The community center board is roughly 50% consumer and 50% professional. At least two of us consumers I would consider highly intelligent with much to offer. We get to speak up at meetings and seem to be listened too, but we both wonder if anyone really cares what we have to contribute. Most decisions are made by the same three individuals-two professionals with many years experience at the local state mental health hospital and one non-consumer with a lot of experience with non-profits. The views of the non-consumers just seem to carry more weight than those of the consumers.

I was asked to represent this organization on the board of Mental Health America Pueblo where I am the only non-professional sitting. My experience there has mostly been positive. However, a recent event perfectly illustrates the source of my frustration.

We are awarding the founder of the community center, who has suffered much of his life from debilitating mania and depression but has done some awesome things to help people just the same, the appropriately named Phoenix Award.  At last week’s board meeting I was asked by a fellow member to provide a file and picture of this man.
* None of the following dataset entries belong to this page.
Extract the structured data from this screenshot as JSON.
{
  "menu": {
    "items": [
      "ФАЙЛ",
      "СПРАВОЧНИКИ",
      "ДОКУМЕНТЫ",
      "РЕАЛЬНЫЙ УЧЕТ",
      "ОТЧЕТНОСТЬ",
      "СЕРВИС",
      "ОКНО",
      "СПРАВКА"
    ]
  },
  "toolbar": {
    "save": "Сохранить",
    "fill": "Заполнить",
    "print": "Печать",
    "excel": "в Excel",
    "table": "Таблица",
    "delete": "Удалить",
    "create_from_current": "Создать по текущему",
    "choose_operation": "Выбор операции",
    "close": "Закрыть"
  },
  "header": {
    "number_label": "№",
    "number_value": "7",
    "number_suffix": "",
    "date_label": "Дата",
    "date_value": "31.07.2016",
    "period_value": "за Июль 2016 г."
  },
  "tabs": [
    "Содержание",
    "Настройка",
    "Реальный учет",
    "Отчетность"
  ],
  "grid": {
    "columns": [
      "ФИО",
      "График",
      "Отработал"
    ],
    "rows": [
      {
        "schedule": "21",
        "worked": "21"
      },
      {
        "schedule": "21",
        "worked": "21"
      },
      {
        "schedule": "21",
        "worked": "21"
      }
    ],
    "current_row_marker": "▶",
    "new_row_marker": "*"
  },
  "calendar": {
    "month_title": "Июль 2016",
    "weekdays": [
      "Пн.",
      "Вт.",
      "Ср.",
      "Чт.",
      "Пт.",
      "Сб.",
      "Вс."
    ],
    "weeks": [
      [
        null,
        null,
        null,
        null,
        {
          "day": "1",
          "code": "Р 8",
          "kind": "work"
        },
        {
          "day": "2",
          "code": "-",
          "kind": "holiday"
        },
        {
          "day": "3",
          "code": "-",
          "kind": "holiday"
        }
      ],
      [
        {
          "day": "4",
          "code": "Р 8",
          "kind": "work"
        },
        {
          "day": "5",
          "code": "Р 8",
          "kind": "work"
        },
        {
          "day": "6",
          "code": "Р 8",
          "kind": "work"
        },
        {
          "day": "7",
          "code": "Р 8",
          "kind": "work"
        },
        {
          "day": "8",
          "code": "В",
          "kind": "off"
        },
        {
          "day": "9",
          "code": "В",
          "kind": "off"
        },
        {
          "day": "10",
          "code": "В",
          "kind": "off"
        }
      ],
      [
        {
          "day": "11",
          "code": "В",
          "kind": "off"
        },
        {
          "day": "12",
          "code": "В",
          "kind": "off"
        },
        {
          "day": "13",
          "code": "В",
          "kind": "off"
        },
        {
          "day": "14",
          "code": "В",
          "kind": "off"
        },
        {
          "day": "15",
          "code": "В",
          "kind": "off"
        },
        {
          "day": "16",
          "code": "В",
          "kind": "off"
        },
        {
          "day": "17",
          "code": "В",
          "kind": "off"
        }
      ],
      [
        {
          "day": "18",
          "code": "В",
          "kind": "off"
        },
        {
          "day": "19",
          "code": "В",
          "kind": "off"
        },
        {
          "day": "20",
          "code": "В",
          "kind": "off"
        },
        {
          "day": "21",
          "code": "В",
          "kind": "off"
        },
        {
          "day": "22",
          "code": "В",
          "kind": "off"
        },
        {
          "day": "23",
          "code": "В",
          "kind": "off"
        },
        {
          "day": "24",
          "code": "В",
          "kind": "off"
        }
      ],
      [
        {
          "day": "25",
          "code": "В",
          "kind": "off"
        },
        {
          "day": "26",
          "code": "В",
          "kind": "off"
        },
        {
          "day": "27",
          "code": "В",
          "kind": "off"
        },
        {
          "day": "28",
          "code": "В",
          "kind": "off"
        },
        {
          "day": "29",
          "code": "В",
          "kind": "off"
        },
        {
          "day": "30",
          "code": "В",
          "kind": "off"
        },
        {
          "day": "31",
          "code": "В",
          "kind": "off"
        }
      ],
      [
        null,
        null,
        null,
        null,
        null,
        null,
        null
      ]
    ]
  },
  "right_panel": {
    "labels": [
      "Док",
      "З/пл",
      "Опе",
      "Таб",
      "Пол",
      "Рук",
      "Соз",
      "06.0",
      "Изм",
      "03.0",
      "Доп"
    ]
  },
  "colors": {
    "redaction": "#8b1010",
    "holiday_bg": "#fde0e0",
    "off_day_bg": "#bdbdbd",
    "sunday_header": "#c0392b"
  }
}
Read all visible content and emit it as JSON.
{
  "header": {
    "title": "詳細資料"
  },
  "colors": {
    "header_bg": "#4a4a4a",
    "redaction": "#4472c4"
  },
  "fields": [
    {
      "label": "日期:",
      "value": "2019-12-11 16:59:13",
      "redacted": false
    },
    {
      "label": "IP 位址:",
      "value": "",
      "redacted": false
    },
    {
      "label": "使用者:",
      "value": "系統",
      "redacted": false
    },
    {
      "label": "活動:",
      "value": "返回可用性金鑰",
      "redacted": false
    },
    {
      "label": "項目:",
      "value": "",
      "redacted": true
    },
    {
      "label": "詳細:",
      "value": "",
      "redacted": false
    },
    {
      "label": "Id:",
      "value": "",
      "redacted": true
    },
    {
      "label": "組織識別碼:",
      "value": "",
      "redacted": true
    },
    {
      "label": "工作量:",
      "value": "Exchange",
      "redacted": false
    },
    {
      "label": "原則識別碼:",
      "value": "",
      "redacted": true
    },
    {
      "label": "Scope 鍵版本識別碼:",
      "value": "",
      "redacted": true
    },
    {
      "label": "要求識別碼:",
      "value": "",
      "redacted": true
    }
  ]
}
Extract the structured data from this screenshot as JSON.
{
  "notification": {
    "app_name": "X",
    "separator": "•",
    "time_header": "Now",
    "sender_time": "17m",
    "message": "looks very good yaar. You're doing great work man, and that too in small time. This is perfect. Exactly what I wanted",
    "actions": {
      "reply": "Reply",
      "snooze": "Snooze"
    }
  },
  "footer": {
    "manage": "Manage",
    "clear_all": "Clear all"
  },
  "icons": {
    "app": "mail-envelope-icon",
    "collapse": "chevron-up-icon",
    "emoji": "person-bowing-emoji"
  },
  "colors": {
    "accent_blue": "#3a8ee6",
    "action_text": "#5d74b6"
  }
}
Two days later, at a community center agenda meeting I was told that the managing director had a good picture that he would send to my email from which I could then forward it to the individual who needed it.

Later I received an e-mail from the MHAP board member asking when she would receive our submission.  I forwarded this, wrote the bio and sent it along with a request for feedback and the picture to the managing director, intending to send it to the MHAP board as soon as he returned it to me. He replied that a different MHAP board member had emailed him and he had promised to send her the bio and picture the next day. He would review what I had put together.

The following day he copied me a bio and picture he had submitted. My piece had been discarded and and a different biography was submitted in place of the one I wrote.

I don’t know if this seems like a big deal to most, but I am furious. When for more than 50 years one has been treated as just a little bit inferior and just a little bit subservient this kind of thing is grating.

This other board member from MHAP had gone  around me (even knowing that I had been asked for this material) to my organization’s leader who in turn rejected my work with no explanation. What this says to me is that I am not on the board to be a full functioning contributing member but rather as a feel good figurehead. “Oh aren’t we tolerant to allow one of these people to sit on our board.”

Maybe I’m overly sensitive but having turned 70 recently, I’m just too old to accept being marginalized and insulted.